Each row stores information about a node. The NODE_TYPE column gives the type of node. Value 1 means the node stores information about the Model, 7 indicates ItemSet, and 8 Association Rule. There are other types of node but I am talking in context of Association Rule Mining Model.

To get all the ItemSets:

Select * From Customers.Content Where NODE_TYPE = 7

To retrieve all the Association Rule:

Select * From Customers.Content Where NODE_TYPE = 8


Click to zoom-in


Figure 2


While working on a Mining Model from C# code, it won’t be efficient to parse the NODE_DESCRIPTION to retrieve the attribute name and attribute value for an ItemSet. If you expand the NODE_DISTRIBUTION column (fig. 2) then you could see the attribute name, attribute value, and related statistics for a node in a tabular form. From C# code if you execute

Select * From Customers.Content Where NODE_NAME = 100

reader[“NODE_DISTRIBUTION”] will only return a string with value "NODE_DISTRIBUTION". The DMX query to get the Attribute name and value in a tabular form would be something like this:

SELECT FLATTENED
(SELECT Attribute_Name, Attribute_Value, [Support], [Probability], [Variance] FROM node_distribution ) AS d
FROM Customers.CONTENT
WHERE [Node_Name] = 675

OUTPUT:


What about Assocaition Rule? It also faces the same problem as above.

Assocaition rule for ex:

Indiana Jones and the Last Crusade = Existing, Gender = Male -> Indiana Jones and the Raiders of the Lost Ark = Existing

is divided in to two parts; 1) right hand side (rhs), the one after the arrow and 2) left hand side (lfs), the one before the arrow.

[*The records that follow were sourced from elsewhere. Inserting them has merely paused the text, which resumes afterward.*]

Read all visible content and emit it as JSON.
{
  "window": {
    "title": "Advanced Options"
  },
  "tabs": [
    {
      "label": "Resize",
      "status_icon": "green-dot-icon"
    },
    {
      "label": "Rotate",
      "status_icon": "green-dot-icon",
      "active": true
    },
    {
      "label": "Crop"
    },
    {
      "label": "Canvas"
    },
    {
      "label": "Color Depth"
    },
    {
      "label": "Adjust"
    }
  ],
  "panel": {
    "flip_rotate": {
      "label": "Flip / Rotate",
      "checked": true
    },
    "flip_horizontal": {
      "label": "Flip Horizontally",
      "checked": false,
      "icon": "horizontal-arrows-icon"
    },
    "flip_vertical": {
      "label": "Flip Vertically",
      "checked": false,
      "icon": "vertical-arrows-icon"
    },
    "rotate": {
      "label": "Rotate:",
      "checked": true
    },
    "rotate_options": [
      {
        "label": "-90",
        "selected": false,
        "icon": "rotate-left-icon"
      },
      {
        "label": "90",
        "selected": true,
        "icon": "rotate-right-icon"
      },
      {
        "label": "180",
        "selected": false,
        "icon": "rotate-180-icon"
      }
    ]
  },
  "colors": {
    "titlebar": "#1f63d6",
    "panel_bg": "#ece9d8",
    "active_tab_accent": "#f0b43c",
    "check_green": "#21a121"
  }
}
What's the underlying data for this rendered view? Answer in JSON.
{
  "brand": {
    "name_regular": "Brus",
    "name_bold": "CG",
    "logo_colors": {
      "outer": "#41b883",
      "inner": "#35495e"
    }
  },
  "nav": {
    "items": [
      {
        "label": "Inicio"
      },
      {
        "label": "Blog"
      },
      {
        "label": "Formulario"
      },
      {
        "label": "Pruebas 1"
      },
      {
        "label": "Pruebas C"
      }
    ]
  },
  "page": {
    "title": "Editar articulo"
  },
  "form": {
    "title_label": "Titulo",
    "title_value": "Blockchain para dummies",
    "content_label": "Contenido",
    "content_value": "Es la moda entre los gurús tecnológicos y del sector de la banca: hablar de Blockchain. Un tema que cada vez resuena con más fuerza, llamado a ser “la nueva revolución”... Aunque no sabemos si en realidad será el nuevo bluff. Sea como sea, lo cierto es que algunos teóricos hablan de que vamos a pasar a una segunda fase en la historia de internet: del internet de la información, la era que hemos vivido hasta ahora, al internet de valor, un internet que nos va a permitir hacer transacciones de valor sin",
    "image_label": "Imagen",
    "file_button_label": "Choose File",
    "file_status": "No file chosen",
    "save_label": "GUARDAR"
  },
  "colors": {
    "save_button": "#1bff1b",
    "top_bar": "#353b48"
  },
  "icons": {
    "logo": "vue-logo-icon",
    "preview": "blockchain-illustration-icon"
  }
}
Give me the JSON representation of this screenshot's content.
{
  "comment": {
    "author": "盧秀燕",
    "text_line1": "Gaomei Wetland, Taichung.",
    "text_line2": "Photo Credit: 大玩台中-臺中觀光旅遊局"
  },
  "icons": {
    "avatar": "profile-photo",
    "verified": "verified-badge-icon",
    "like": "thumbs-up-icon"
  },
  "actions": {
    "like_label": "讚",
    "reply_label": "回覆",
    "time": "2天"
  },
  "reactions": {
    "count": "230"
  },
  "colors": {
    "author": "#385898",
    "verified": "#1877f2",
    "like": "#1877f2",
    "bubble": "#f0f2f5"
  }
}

NODE_DISTRIBUTION column holds the rhs for an association rule. You could run a DMX query similar to the one shown above to get a flat list of NODE_DISTRIBUTION. Getting the lhs is bit tricky. If you retrieve the NODE_RULE column of a node that has NODE_TYPE = 8 (i.e., association rule node), the return value is an XML string that looks something like this:

<AssocRule
support="122" confidence="0.813333" length="3"
LHS_ID="177" rule="Indiana Jones and the Last Crusade =
Existing, Gender = Male -> Indiana Jones and the Raiders of the Lost Ark =
Existing" />



The value of the attribute LHS_ID (in this case 177) is the NODE_NAME for the ItemSet that forms the lhs of this rule. So to get the LHS you will first have to get the LHS_ID attribute value from this XML and then get the flattened NODE_DISTRIBUTION for the node pointed by that value.